Opinions
Une chronique de Éric de Beukelaer.

Marx… un brillant sociologue et économiste. Le talon d’Achille de sa pensée est d’ordre philosophique. Influencé par Rousseau, il imagine un homme bon de nature, que les rapports économiques aliéneraient. D’où son rêve d’une société sans classes et donc libre de domination, qui produirait un homme réconcilié et l’aboutissement heureux de l’histoire. Hélas, l’homme n’est pas naturellement bon. La dictature du prolétariat se mua dès lors en tyrannie d’une caste d’apparatchiks. Celle-ci finit par étouffer tout dynamisme social et sombra sous le poids de sa propre sclérose.

Avec la fin du bolchevisme, le capitalisme se retrouva sans rival. Dès lors, il se radicalisa. À partir des années 1980, l’équilibre entre capital et travail fut rompu, au profit du premier. Deux ans avant la chute du mur de Berlin, Michael Douglas incarna cet état esprit dans le film Wall street, sous les traits de l’homme d’affaires Gordon Gekko, professant : "Greed is good" ("L’avidité est bonne").

Aux antipodes de "l’homme bon" rousseauiste, est ici fait l’éloge du prédateur, soit de l’homme qui est "un loup pour l’homme", selon la formule que le philosophe Hobbes reprit au poète Plaute. Dans un premier temps, cette dérégulation fluidifia l’économie, mais bientôt elle engendra un gigantesque nuage de finance virtuelle, dont les bulles spéculatives menacent l’équilibre global des marchés. Le krach de 2008 dévoila la friabilité de l’économie mondiale. La panique boursière ne fut alors stoppée que par la garantie des États, s’engageant à éponger les dettes de banques à la dérive.

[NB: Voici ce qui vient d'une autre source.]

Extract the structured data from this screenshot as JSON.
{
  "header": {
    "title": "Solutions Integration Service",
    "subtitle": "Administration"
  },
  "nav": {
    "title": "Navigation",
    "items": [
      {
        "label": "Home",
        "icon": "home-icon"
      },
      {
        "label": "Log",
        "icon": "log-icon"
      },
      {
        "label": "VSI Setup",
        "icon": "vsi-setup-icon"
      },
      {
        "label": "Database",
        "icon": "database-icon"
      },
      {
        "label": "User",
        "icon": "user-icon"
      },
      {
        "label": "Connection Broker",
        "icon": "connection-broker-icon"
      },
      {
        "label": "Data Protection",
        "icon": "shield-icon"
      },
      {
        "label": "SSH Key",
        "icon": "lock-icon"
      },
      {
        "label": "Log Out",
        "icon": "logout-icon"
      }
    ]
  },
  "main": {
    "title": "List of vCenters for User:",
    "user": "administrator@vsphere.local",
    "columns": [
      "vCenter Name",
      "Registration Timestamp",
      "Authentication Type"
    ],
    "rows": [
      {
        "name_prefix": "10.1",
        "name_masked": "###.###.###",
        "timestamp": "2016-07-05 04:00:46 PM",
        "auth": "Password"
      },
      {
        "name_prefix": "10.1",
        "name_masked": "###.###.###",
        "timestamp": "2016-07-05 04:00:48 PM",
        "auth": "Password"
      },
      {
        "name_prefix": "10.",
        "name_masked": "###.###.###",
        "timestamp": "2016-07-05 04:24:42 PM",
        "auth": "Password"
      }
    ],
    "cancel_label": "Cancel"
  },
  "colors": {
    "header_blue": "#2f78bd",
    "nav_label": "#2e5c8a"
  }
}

Cruelle inversion des rôles : le monde politique, supposé assurer la justice sociale en redistribuant aux plus pauvres une part de l’opulence des riches - prélevée via l’impôt - épongea des dettes privées avec de l’argent public. Le capital sortit donc renforcé de la crise et les États exsangues. Certaines études estiment que les 26 plus grosses fortunes du monde possèdent aujourd’hui autant que la moitié la plus pauvre de l’humanité. "Il y a une lutte des classes, mais ce sont les riches qui la mènent et qui la gagnent", se lamente Warren Buffet - milliardaire, mais lucide. Précarisées, les classes moyennes grondent et alimentent le populisme identitaire et les révoltes de type "gilets jaunes ".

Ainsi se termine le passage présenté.